I'm curious about somethings in the ThaiAnalyzer
It has:
@Override
public TokenStream reusableTokenStream(String fieldName, Reader reader)
throws IOException {
if (overridesTokenStreamMethod) {
// LUCENE-1678: force fallback to tokenStream() if we
// have been subclassed and that subclass overrides
// tokenStream but not reusableTokenStream
return tokenStream(fieldName, reader);
}
SavedStreams streams = (SavedStreams) getPreviousTokenStream();
if (streams == null) {
streams = new SavedStreams();
streams.source = new StandardTokenizer(matchVersion, reader);
streams.result = new StandardFilter(streams.source);
streams.result = new ThaiWordFilter(streams.result);
streams.result = new
StopFilter(StopFilter.getEnablePositionIncrementsVersionDefault(matchVersion),
streams.result,
StopAnalyzer.ENGLISH_STOP_WORDS_SET);
setPreviousTokenStream(streams);
} else {
streams.source.reset(reader);
streams.result.reset(); // reset the ThaiWordFilter's state
}
return streams.result;
}
I'm really curious why reusableTokenStream has the block:
if (overridesTokenStreamMethod) {
// LUCENE-1678: force fallback to tokenStream() if we
// have been subclassed and that subclass overrides
// tokenStream but not reusableTokenStream
return tokenStream(fieldName, reader);
}
but nearly no other Analyzer in contrib has it. (None that I have seen.)

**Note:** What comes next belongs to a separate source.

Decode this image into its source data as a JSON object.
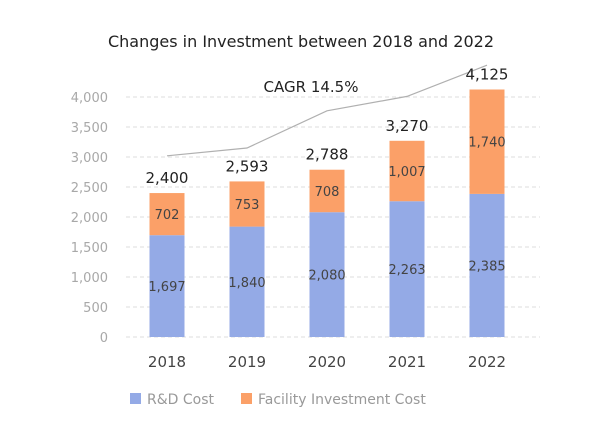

Shouldn't it be in all of them?
And also about:
streams.source.reset(reader);
streams.result.reset(); // reset the ThaiWordFilter's state
This calls reset on everything from the bottom to the top.
Most of the implementations of the class just have
streams.source.reset(reader);
It seems to me that calling streams.source.reset(reader) presumes that the
chain only needs to be reset at the tokenizer.
The documentation for reset() does not indicate that it should always call
super.reset() or input.reset(), which is necessary for chaining back up to the
tokenizer.
If we go to a declarative model for an analyzer, I would think that one would
always want to do both.
-- DM